In our study, a lower score on “HIV/AIDS transmission knowledge” among female respondents contributed to high discrimination toward PLWHA. This finding is similar to other studies that found a negative relationship between awareness regarding HIV/AIDS and discriminatory attitude toward PLWHA [32-35]. This might be due to factors such as lack of correct knowledge on HIV/AIDS transmission and fear of contracting HIV/AIDS contributing to discrimination toward PLWHA [36]. Therefore, better knowledge on HIV/AIDS transmission may be able to combat discrimination toward PLWHA. However, the finding from the current study contradicted Wong [6].
Household income also contributed a significant influence on HIV/AIDS-related discriminatory attitude towards PLWHA among female respondents.
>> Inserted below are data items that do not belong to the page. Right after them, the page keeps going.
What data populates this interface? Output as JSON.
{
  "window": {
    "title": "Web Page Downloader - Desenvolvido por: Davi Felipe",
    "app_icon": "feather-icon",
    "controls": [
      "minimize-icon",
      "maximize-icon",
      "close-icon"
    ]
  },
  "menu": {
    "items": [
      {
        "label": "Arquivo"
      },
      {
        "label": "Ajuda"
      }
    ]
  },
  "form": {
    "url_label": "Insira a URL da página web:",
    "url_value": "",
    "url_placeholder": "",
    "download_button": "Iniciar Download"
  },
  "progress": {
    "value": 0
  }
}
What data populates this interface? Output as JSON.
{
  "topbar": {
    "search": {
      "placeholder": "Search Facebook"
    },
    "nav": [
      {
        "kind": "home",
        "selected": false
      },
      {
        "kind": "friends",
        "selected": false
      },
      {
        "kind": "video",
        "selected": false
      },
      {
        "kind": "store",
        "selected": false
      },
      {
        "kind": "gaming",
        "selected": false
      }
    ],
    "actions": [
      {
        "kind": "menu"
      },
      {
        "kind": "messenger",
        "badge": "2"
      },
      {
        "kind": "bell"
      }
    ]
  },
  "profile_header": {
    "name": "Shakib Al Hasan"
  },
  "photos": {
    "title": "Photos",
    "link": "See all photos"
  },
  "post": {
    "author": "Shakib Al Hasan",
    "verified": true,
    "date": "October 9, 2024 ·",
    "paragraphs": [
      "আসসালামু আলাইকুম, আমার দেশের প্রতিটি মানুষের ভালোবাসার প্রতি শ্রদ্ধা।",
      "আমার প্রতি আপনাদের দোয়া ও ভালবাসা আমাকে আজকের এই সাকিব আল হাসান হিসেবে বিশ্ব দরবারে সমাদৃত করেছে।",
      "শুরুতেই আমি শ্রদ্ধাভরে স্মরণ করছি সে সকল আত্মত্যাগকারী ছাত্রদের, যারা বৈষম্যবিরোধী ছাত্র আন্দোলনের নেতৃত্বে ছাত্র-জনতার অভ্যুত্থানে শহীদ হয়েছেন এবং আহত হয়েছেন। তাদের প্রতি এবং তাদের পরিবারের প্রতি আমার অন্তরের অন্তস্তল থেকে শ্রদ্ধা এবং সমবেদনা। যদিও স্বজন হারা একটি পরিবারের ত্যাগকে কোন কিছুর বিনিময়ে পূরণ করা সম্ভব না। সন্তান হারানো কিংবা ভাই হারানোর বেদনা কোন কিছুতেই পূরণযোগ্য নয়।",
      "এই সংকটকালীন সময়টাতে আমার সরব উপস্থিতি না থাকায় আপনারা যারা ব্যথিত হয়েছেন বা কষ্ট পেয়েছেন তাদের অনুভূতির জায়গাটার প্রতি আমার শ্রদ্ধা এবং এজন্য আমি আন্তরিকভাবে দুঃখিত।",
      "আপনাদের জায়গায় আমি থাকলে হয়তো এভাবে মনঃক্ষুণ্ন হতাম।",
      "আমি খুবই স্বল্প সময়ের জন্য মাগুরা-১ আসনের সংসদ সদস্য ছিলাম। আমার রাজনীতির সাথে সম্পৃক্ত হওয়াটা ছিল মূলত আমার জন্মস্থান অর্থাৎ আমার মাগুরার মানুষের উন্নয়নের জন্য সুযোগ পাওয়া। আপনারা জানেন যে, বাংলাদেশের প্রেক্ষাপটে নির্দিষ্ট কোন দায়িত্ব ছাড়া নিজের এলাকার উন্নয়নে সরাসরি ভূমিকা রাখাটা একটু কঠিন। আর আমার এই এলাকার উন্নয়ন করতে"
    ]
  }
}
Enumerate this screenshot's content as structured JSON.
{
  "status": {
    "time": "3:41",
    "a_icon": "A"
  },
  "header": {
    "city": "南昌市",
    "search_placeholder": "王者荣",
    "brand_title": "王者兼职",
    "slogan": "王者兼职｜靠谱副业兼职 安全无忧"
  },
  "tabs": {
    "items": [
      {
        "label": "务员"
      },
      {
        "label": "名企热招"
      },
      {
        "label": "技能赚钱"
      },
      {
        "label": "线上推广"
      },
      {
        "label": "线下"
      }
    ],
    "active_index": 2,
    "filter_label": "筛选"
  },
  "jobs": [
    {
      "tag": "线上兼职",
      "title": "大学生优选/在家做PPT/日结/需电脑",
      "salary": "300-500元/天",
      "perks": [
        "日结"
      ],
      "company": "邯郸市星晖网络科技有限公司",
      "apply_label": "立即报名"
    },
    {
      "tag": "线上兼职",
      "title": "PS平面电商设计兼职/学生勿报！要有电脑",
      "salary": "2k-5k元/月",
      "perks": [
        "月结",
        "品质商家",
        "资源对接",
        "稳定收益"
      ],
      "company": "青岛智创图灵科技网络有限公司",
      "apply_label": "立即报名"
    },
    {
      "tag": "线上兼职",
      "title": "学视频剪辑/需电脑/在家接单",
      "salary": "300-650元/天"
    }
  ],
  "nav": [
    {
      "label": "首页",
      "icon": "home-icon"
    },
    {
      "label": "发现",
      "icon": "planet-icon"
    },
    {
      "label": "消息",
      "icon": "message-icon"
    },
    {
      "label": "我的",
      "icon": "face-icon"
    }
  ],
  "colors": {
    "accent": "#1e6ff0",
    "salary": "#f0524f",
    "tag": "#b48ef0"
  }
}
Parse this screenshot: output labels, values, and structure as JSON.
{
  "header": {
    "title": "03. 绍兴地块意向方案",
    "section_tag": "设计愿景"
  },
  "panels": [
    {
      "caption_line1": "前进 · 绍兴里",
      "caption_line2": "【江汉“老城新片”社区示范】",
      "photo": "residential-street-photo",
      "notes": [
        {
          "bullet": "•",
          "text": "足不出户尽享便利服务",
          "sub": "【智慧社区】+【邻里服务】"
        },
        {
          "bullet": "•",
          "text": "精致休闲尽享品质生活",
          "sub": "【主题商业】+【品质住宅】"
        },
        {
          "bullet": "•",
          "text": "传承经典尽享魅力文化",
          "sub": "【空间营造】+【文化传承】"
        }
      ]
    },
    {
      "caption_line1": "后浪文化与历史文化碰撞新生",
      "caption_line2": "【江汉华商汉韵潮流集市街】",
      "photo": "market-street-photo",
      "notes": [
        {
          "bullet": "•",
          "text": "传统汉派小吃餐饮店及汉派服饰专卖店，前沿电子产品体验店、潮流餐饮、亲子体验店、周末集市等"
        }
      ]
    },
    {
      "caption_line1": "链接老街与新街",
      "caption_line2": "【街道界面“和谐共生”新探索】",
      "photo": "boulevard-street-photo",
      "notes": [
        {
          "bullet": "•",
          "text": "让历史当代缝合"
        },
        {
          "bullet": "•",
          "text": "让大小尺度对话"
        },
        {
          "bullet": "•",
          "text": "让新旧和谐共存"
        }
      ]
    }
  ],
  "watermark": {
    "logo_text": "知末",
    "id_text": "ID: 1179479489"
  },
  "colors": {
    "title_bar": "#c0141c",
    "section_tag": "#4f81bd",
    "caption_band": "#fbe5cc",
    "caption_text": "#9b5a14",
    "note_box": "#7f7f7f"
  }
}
The current study showed that females who had a household income more than MYR 1500 per month expressed a less discriminatory attitude toward PLWHA, while females with household income of less than MYR 500 per month expressed a more discriminatory attitude toward PLWHA. Higher family income contributed to a less discriminatory attitude toward PLWHA. This might be due to respondents with a high family household income having received better quality education, indirectly leading to a lower level of discrimination toward PLWHA [37]. In contrast to the current study, previous studies indicated that lower family household income contributed to a less discriminatory attitude toward PLWHA [38].
Though this study tried to follow a rigorous sampling procedure, it had some limitations. This study focused on respondents’ subjective attitudes and perception toward PLWHA. To conduct a more detailed study about discrimination, it would be better it the actual behaviour of people towards PLWHA were considered. Secondly, the data for this study were collected from the rural population; thus, extrapolation of the results to the urban population should be done with caution. Thirdly, there might be response bias as the respondents tended to give socially desired responses.

Conclusions

This study highlights the need for special attention to women in the community especially in Sarawak, as they expressed more discriminatory attitudes toward PLWHA compared to male respondents. Educational anti-stigma interventions aim to educate the community regarding HIV/AIDS issues, hence improving their knowledge on HIV/AIDS-related issues. Priority focus on females in the community and need collaboration with women society either government or NGOs. The strategies can be done through focus group discussion, and peer group discussion. Moreover, demographic, ethnicity, religion and socio-economic disparities have contributed more evidence suggesting the need for tailored socio-culturally accepted intervention.

Acknowledgements

We are very grateful to the Ketua Kampung (village headmen) for their support in selecting the houses and identification of respondents through the development of a sampling frame. We are also grateful to the research assistants who were involved in data collection. And finally, our gratitude goes to all the respondents who participated in this study. We are also grateful to Professor Dr Mohamad Taha Arif, Faculty of Medicine and Health Sciences, UNIMAS, for his manuscript editing and valuable comments.

Conflict of interest

The authors declare no potential conflicts of interest with respect to the research, authorship, and/or publication of this article.